Color set the tone. Jaffe wanted to keep in line with the neutral earth tones throughout the rest of the house, but also mask inherent formal aspects. “I didn’t want to pop out the molding. I wanted a very cool vibe.” So walls and doors both received a coat of daring, deep aubergine. The rest followed suit.
The farm table is custom proportioned to be both one large formal setting or split apart for family dinners. The benches and chairs were purposefully mismatched. The lighting is also one-of-a-kind, crafted from recycled materials. “The room has a feeling of being curated and cultivated. Not like someone ‘decorated’ it,” Jaffe said.
It’s always tempting to take the safe route when selecting a large piece of furniture, but putting all the chips on the right color can completely transform a room. That’s exactly what the team at Hierarchy Architects + Designers opted for in a completely remodeled living space for a home in East Hills. The room is mostly a relaxing neutral palette of grays, but the L-shaped chenille couch stands out in vibrant cobalt. “We pulled that color out of the glass tile behind the bar…She wanted it very cool and serene, but she did want a pop of color,” said designer Lori Fleishhacker. “And it is a den, so she didn’t want a light couch. That all came into play.”
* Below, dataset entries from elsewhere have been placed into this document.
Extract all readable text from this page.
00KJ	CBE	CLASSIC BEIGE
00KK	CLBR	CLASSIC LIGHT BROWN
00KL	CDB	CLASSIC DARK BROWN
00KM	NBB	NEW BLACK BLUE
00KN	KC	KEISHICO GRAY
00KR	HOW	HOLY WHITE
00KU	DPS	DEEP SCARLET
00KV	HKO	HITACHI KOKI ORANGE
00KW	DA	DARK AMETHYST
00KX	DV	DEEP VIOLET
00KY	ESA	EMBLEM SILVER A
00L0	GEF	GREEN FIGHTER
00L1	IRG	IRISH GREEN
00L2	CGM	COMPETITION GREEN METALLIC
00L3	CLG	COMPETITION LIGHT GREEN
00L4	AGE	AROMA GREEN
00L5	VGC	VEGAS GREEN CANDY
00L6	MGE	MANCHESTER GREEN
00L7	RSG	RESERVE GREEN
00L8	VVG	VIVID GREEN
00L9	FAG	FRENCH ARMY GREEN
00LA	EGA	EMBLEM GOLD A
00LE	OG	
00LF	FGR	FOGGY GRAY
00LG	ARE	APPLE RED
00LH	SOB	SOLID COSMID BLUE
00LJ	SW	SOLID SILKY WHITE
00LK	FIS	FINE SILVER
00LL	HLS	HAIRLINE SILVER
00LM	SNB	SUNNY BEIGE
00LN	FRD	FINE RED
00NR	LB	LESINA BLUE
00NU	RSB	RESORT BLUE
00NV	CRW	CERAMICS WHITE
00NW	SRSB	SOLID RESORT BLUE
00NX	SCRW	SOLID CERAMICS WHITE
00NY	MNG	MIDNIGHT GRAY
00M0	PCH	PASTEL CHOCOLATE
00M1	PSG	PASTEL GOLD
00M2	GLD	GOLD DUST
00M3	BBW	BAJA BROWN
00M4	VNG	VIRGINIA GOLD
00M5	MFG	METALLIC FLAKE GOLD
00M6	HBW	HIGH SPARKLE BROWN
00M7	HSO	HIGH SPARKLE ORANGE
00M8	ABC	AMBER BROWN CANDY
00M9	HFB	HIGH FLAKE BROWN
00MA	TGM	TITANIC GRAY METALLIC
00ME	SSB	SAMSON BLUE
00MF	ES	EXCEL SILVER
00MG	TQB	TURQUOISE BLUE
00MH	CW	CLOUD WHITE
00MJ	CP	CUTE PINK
The homeowners were looking for a spot to gather when their daughters visit from Manhattan. Architect T.J. Costello was tasked with transforming the oddly divided kitchen, breakfast nook and family room into one continuous space. “By having it all open, somebody can be pouring wine and somebody can be watching the game and it’s all connected,” he said. The multi-purpose room is united under a cathedral ceiling, accented with a modern stepped casing, a style that directly echoes the kitchen cabinets.
Paint it Black
Sometimes the boldest color is the absence of all color. As a wall covering, people are afraid of black. They think it’s too dark and feels closed in. But if done right, quite the opposite is true. It’s the most daring of daring choices. Designer Keith Baltimore used it to design the bedroom of a 17-year-old young man. “Well, he’s 17 going on 24… He’s well-traveled and sophisticated and wanted something to come home to after college that didn’t feel like a kid’s room,” Baltimore said. Using black immediately lends an air of luxury and high-end drama, like an upscale Manhattan hotel room. Add crocodile texture and a custom-made leather headboard and now it’s like sleeping inside Prada luggage. In a good way. “I tried to make it sharp and classic, so it’ll never go out of style. I used classic masculine forms like Greek-themed mirrors and geometric throw pillows.” The austere aesthetics serve a function as well. The bedroom occupant is still a teenager and prone to disorganization. “This room doesn’t look like it has that option,” said Baltimore.